|
Graduate student gives seminar at NASA |
|
|
|
Emil Constantinescu, Ph.D. student at the Computer Science department at Virginia Tech, gave an invited seminar at NASA Goddard Space Flight Center’s Office of Global Modeling and Assimilation, on December 18, 2007. The seminar was entitled “Ensemble Kalman filter data assimilation for atmospheric chemistry and transport models.”
As Constantinescu explained, data assimilation is a process through which observations or measurements are incorporated into a computational simulation with the purpose of adjusting the results to better represent the reality. The typical example is found in weather forecasting; here long term predictions are unreliable due to the chaotic nature of the atmosphere. Real observations are needed to adjust the simulation variables in order to have a better representation of the atmosphere and thus improve the forecast skill.
“My advisor, Dr. Adrian Sandu, and I have developed a data assimilation algorithm for the assimilation of observations in atmospheric chemistry simulations. These applications are central in air pollution models and are becoming a very important component in climate models. Our data assimilation techniques proved to be very effective in an operational-like real test case,” said Constantinescu.
“My visit to NASA was great a experience in many aspects. I had the opportunity to present a very important component of my research and interact with top scientists at NASA. I was also able to get a glimpse at the state-of-the-art projects that they are working on. Our hope is that the data assimilation techniques developed by our group at the Computational Science Laboratory may become a component used in operational models for climate simulations,” Constantinescu concluded.
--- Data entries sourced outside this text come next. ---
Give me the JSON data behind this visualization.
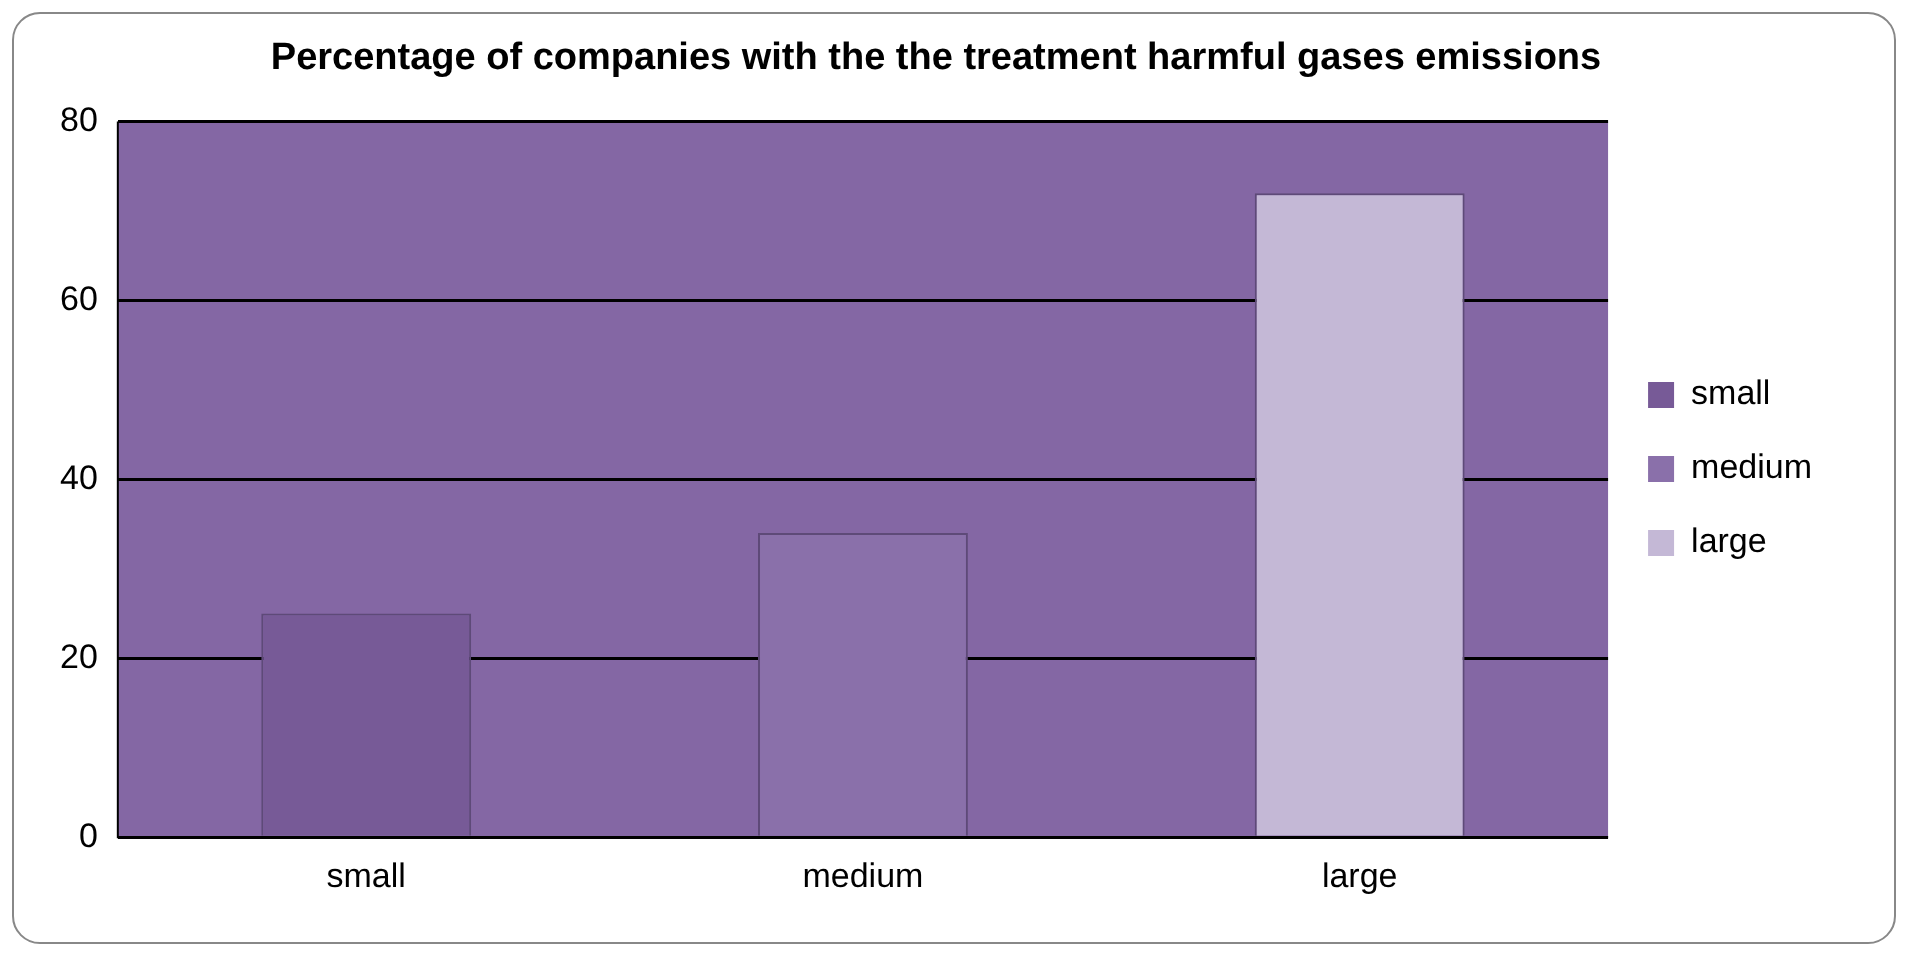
{
  "chart_data": {
    "type": "bar",
    "title": "Percentage of companies with the the treatment harmful gases emissions",
    "categories": [
      "small",
      "medium",
      "large"
    ],
    "series": [
      {
        "name": "small",
        "color": "#775a97",
        "values": [
          25,
          null,
          null
        ]
      },
      {
        "name": "medium",
        "color": "#8a70aa",
        "values": [
          null,
          34,
          null
        ]
      },
      {
        "name": "large",
        "color": "#c4b8d6",
        "values": [
          null,
          null,
          72
        ]
      }
    ],
    "ylim": [
      0,
      80
    ],
    "yticks": [
      0,
      20,
      40,
      60,
      80
    ],
    "grid": "y",
    "legend": "right"
  }
}
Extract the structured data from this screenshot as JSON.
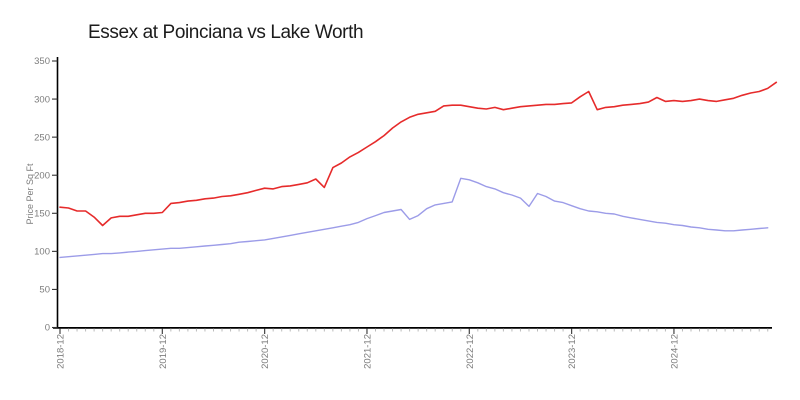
{
  "title": "Essex at Poinciana vs Lake Worth",
  "chart_data": {
    "type": "line",
    "title": "Essex at Poinciana vs Lake Worth",
    "xlabel": "",
    "ylabel": "Price Per Sq Ft",
    "x_start": "2018-12",
    "x_interval": "monthly",
    "n_points": 85,
    "x_tick_labels": [
      "2018-12",
      "2019-12",
      "2020-12",
      "2021-12",
      "2022-12",
      "2023-12",
      "2024-12"
    ],
    "y_ticks": [
      0,
      50,
      100,
      150,
      200,
      250,
      300,
      350
    ],
    "ylim": [
      0,
      350
    ],
    "grid": false,
    "legend": "none",
    "axis_color": "#000000",
    "tick_label_color": "#7d7d7d",
    "minor_tick_color": "#bbbbbb",
    "series": [
      {
        "name": "Essex at Poinciana",
        "color": "#e62b2b",
        "values": [
          158,
          157,
          153,
          153,
          145,
          134,
          144,
          146,
          146,
          148,
          150,
          150,
          151,
          163,
          164,
          166,
          167,
          169,
          170,
          172,
          173,
          175,
          177,
          180,
          183,
          182,
          185,
          186,
          188,
          190,
          195,
          184,
          210,
          216,
          224,
          230,
          237,
          244,
          252,
          262,
          270,
          276,
          280,
          282,
          284,
          291,
          292,
          292,
          290,
          288,
          287,
          289,
          286,
          288,
          290,
          291,
          292,
          293,
          293,
          294,
          295,
          303,
          310,
          286,
          289,
          290,
          292,
          293,
          294,
          296,
          302,
          297,
          298,
          297,
          298,
          300,
          298,
          297,
          299,
          301,
          305,
          308,
          310,
          314,
          322
        ]
      },
      {
        "name": "Lake Worth",
        "color": "#9c9ce8",
        "values": [
          92,
          93,
          94,
          95,
          96,
          97,
          97,
          98,
          99,
          100,
          101,
          102,
          103,
          104,
          104,
          105,
          106,
          107,
          108,
          109,
          110,
          112,
          113,
          114,
          115,
          117,
          119,
          121,
          123,
          125,
          127,
          129,
          131,
          133,
          135,
          138,
          143,
          147,
          151,
          153,
          155,
          142,
          147,
          156,
          161,
          163,
          165,
          196,
          194,
          190,
          185,
          182,
          177,
          174,
          170,
          159,
          176,
          172,
          166,
          164,
          160,
          156,
          153,
          152,
          150,
          149,
          146,
          144,
          142,
          140,
          138,
          137,
          135,
          134,
          132,
          131,
          129,
          128,
          127,
          127,
          128,
          129,
          130,
          131,
          null
        ]
      }
    ]
  }
}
Emil Constantinescu will graduate from Virginia Tech in May 2008. He received his B.S. and M.S. in Automatic Control and Computers from Politehnica University of Bucharest, Romania in 2001 and 2002, respectively. Constantinescu’s research interests include numerical methods for multiscale/multiphysics simulations, as well as uncertainty quantification and reduction for large-scale models. He has 7 journal publications, and has participated in over 10 conference events.